Adele’s body stopped its uncontrolled movements as the jingle continued to dance and gyrate in her brain. Shaking, she slid her iPad into her backpack and departed. Once outside, she headed for her vehicle. Inside the confines of her car, Adele put her head back on the headrest and closed her eyes, attempting to breathe steadily. The passenger door opened. Dr. Brian Worm climbed in beside her. “Let me reassure you,” he said, “that it’s okay to allow your body to respond to the music you love. There’s no need for embarrassment. Please return to class.”
“I hate that jingle! I drove an ice cream truck all spring and summer. Now I am plagued by its ridiculous, silly tune! Get out of my car!”
“Oh! I understand! You are being haunted by a brain worm! Not to worry. Brian Worm will see that it is eradicated.” He chuckled.
“You can stop this incessant noise in my brain?”
“Brain worms can be frightened into seeking a home elsewhere! The simpler and sillier the worm, the easier it is to scare it away. With Halloween just around the corner, we have the perfect opportunity for a grand scare!”
Adele was desperate. Even though Dr. Worm’s eyes gleamed in an unsettling way, she decided that she would try his cure. “What do I need to do?”
“That’s the best part. I will handle everything. You can continue on with your daily routines, confident that I will see to your cure.”

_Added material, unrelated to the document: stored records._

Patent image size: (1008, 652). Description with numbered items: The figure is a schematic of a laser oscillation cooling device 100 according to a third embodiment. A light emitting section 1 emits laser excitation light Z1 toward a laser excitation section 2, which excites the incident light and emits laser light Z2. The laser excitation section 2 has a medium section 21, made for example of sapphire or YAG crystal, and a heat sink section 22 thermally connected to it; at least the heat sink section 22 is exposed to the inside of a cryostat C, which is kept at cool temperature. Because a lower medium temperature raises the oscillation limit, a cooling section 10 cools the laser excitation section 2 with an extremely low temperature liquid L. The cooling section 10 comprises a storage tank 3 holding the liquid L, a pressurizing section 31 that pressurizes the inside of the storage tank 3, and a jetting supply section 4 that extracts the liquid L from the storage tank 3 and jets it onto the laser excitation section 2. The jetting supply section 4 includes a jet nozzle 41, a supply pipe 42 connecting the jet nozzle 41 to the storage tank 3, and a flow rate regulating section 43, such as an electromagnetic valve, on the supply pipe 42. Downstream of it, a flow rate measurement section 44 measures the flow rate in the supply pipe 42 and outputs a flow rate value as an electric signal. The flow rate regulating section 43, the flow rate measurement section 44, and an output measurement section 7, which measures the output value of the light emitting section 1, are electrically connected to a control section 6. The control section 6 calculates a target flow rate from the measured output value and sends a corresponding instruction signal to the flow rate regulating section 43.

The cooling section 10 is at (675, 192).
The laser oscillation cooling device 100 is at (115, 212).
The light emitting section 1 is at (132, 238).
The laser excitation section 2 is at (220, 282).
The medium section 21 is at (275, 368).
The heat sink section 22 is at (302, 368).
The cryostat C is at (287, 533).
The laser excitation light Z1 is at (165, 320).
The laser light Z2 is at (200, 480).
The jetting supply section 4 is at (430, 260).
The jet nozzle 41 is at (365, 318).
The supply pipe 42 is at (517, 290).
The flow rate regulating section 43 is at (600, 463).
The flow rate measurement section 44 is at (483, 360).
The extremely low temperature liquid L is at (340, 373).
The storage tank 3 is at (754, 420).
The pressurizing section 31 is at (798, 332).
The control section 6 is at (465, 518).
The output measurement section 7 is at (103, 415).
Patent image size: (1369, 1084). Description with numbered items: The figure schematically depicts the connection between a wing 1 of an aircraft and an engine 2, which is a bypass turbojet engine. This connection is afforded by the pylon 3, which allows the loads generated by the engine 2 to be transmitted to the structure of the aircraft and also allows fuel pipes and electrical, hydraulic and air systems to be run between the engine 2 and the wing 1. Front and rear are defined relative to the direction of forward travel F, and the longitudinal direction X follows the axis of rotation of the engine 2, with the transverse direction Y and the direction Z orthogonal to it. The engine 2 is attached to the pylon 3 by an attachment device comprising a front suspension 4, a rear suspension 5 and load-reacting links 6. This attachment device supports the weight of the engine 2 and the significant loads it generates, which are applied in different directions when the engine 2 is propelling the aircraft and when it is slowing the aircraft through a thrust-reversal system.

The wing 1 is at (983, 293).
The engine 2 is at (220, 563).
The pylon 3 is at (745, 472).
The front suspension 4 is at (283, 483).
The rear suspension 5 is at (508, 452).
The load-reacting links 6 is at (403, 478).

Halloween Monday arrived. Adele came to her neurological disorders class with dark bags under her eyes, unable to focus on any course content. Suddenly, the lights in the lecture theater went out. A buzz of excited chatter erupted from the students. There was a curious scooching sound ascending the stairs in her direction. The buzz of excitement became an anxious hush of expectation. Inside her head, Adele heard the jingle slow and soften, then fall away. “Come with me,” a voice beside her left ear coaxed. The voice reminded her of Dr. Worm’s – eager, convincing, and disconcerting. Briefly, the ice cream truck jingle tumbled around in her brain as if seeking asylum in a place no longer safe, and then she felt it bleed out of her ear as her mind relaxed. Without the disruptive melody in her head, Adele felt that she could think in straight lines once more. She dug into her purse for her car flashlight and swung it towards the stairs where she could hear the descent of that scooching sound. In the light of its bright beam, she saw an enormous tapeworm wearing a familiar pair of dark glasses with thick lenses. It seemed to Adele that it stopped briefly to flash her a smile before continuing its descent.